Type of (.) . (.)

Question

How can one infer that the type of (.) . (.) is (b -> c) -> (a -> a1 -> b) -> a -> a1 -> c?

(What I thought and which is obviously wrong is: The type of (.) is (t2->t3) -> (t1->t2) -> t1 -> t3, which should be the same as (t2->t3) -> [(t1->t2) -> (t1->t3)] (using also []{} for readability). Hence, the type of (.) . (.) should be something like {(b2->b3) -> [(b1->b2) -> (b1->b3)]} -> {(a2->a3) -> [(a1->a2) -> (a1->a3)]} which requires (b2->b3) to match [(a1->a2) -> (a1->a3)]...
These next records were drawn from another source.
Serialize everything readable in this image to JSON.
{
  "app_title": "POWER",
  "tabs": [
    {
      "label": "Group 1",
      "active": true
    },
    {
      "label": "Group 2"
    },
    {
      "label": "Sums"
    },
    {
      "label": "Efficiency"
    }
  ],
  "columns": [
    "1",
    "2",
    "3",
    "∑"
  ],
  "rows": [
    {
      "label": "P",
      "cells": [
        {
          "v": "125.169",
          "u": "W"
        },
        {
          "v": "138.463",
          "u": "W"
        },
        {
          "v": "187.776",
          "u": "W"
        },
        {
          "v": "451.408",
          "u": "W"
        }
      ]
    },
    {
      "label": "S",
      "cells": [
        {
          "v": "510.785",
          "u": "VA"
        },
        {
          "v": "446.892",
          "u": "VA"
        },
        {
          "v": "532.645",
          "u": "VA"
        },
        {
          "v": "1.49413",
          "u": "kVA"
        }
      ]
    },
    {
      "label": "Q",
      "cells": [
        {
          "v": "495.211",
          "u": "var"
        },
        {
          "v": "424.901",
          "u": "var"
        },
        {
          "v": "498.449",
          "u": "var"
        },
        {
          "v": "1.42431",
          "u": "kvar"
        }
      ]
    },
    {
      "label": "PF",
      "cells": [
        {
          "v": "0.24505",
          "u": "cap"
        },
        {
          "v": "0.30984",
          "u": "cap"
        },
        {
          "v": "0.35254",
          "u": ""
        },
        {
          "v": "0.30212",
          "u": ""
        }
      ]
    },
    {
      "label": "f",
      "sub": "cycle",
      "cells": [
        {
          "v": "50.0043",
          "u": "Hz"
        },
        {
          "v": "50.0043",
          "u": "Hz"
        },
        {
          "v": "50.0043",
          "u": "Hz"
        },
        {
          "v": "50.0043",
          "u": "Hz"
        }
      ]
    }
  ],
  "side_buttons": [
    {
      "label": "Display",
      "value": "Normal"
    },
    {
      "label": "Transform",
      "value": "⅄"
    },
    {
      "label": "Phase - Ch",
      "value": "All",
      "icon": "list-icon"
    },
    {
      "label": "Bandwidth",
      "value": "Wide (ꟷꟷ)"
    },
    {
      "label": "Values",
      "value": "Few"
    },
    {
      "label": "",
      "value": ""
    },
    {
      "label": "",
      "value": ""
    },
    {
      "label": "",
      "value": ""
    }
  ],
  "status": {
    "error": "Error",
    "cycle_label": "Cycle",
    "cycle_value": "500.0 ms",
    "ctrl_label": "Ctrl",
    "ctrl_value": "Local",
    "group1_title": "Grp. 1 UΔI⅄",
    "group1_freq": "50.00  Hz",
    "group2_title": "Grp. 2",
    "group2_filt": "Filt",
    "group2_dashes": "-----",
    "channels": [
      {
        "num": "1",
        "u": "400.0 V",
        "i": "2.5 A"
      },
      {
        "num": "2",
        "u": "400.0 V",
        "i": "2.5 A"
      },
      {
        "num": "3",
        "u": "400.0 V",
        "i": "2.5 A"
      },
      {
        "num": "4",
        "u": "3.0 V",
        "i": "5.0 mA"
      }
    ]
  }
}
But this never leads to the desired type.

What is wrong?

Answer 1

The expression (.) . (.) means (.) (.) (.). To obtain its type let's start from:

(.) :: (t2 -> t3) -> (t1 -> t2) -> t1 -> t3
(.)    (.)        :: ???

Let's alpha-convert the type of second (.) to (a2 -> a3) -> (a1 -> a2) -> a1 -> a3. This type is t2 -> t3, so we get

t2 = a2 -> a3
t3 = (a1 -> a2) -> a1 -> a3

Hence,

(.) (.) :: (t1 -> t2) -> t1 -> t3    with the above t2,t3
(.) (.) :: (t1 -> a2 -> a3) -> t1 -> (a1 -> a2) -> a1 -> a3

Now,

(.) (.) :: (t1 -> a2 -> a3) -> t1 -> (a1 -> a2) -> a1 -> a3
(.) (.)    (.)              :: ???

Let the third (.) have type (b2 -> b3) -> (b1 -> b2) -> b1 -> b3. This is t1 -> a2 -> a3, so we get

t1 = b2 -> b3
a2 -> a3 = (b1 -> b2) -> b1 -> b3

hence

t1 = b2 -> b3
a2 = b1 -> b2
a3 = b1 -> b3

Concluding:

(.) (.) (.) :: t1 -> (a1 -> a2) -> a1 -> a3   with the above t1,a2,a3
(.) (.) (.) :: (b2 -> b3) -> (a1 -> b1 -> b2) -> a1 -> b1 -> b3

which is your expected type

               (b  -> c ) -> (a  -> a1 -> b ) -> a  -> a1 -> c

once type variables are alpha-converted.